Collaborators: Florida International Tropical Rivers Laboratory; Universidad Peruana Cayetano Heredia
Wenner-Gren Engaged Anthropology Program: “Vulnerability & Health Outcomes in Amazonia: An Innovative Conference Engaging Peruvian Scholars, Policy-Makers, & Indigenous Community Members” (2016)
Participants: Universidad Peruana Cayetano Heredia, Tulane University; USAID (United States Agency for International Development); UNDP (United Nations Development Program); CARE (Central Ashaninka del Rio Ene); SERNANP (Servicio Nacional de Áreas Protegidas por el Estado); DAR (Derechos, Ambiente, y Recursos Naturales; WCS - Perú (Wildlife Conservation Society); IBC (Instituto del Bien Común); Earth Rights International; Remando Juntos; Conservamos por Naturaleza; Radio Ucamara; Peru Equidad; ORAU (Organización Regional Indigena Aidesep Ucayali); COMARU (Consejo Machiguenga del Río Urubamba) http://blog.wennergren.org/2017/02/
International Union for the Conservation of Nature Annual Conservation Congress: "Evaluating Healthy Nature for Human Health and Wellbeing: Connecting Science, Practice, and Policy" (2016)
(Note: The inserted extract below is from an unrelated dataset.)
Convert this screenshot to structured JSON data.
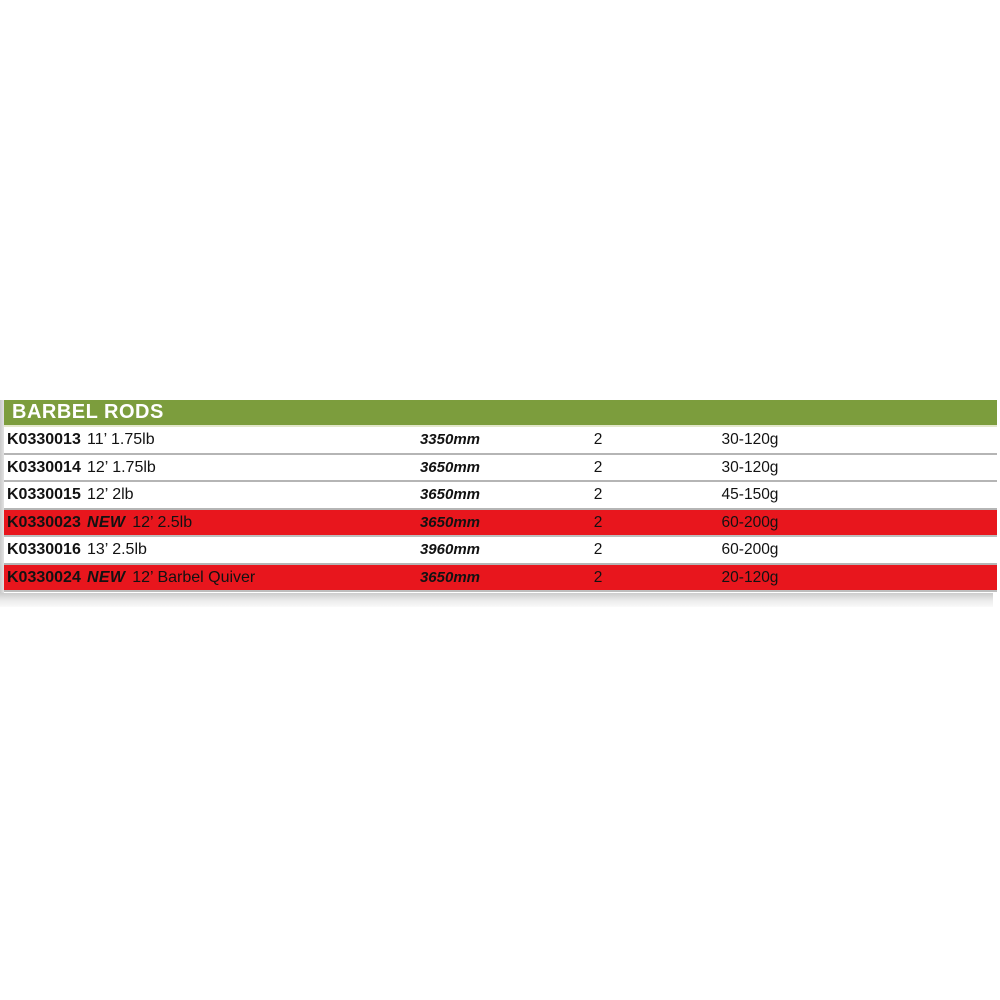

Participants and Partners: The Nature Conservancy; Canadian Parks Council; Finland Parks and Wildlife; Parks Canada; Office of Environment and Heritage NSW (Australia); Department of Environment Land Water and Planning Victoria (Australia); Korean National Park Service
Province of Amazonas, Peru. 2014.
Everything is Normal Now: Lifestyle Changes in Awajún Territory
Filmed in 2014 the community of Shushug in the Peruvian Amazon, biological anthropologist Paula Skye Tallman, film studies major Lisette Alonso, and biology major Julie Bloom shed light on how lives have changed in Awajún territory.